Technical Computing
Filesystems and Performance - Part One: I/O Bound Systems.
by Scott Nolin
For science computing systems, system performance is often limited by the filesystem. This month I’ll talk about something that we’ve helped people work through on many systems at SSEC – the problem of the I/O bound system.
You have 100 quick and simple jobs that you run hourly that read some data, processes it, and puts it somewhere else. It run fine, all is well. You know these jobs take very little CPU time and you have plenty of CPU power to spare. You want to take advantage of your extra processing power, so you add 1000 jobs that run hourly. Now none of your jobs ever seem to get done! Perhaps you even purchased a new computer that is extremely high performance, and moved your jobs to this new system, but it still does not perform well!
Why might this be? In this case above and many others, it’s possible your system may be i/o bound.In TC we often see that especially If you do a lot of routine processing via cron, getting a new system and adding workload to it or simply adding work to an existing system may result in becoming i/o bound.
What this means is your system is spending most of it's time actually waiting around for data to be written to or read from the disk drives. This can normally be detected by examining the system with tools such as iostat.
How to deal with this?
First, come talk to us in Technical Computing. We can look carefully at your problem and likely provide some really useful details about how to optimize it. Ideally talk with us before you purchase a new system and we can try to help you plan ahead if possible.
Some of the fixes that we have helped people implement:
- coding changes - Often simply writing the code with i/o in mind is all that is required. If the code is too difficult to change or not under your control, you must look at other solutions, but understanding the processing you do is the first step to tuning performance.
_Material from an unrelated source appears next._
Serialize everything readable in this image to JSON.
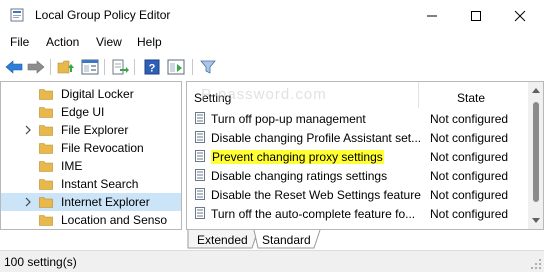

- faster disk - This can sometimes help, but is limited by how much you can spend and how fast a disk you can find. Flash based disks also fall in this category, and while they’re popular they have a fairly narrow usage case.
- ram disk - If a problem is of a particular size the judicious use of a ram disk can be very helpful.
- spread load across multiple disks - The SSEC mail server is a perfect example of a worst case disk workload. We process millions of tiny reads, which is a terrible task from a performance standpoint. We simply spread out the accounts on multiple disk arrays and achieved the required performance. The same can be done for any workload.
- Use a scheduling system - Typically a scheduler is used on a cluster system, but with new multicore systems it often makes sense to use a scheduler on a single server. This does require some work to learn the scheduler, but is a powerful and convenient tool for spreading out your workload across resources such as processors and disks or simply using your disk i/o more efficiently.
Next month In Filesystems and Performace - Part Two I'll talk about filesystem metadata performance problems. In TC we have found some specific and hard to resolve problems related to filesystem metadata for some workloads, especially on Linux systems. This topic may not affect as many people as this month's, but the problem is fiendishly troublesome for high performance computing systems.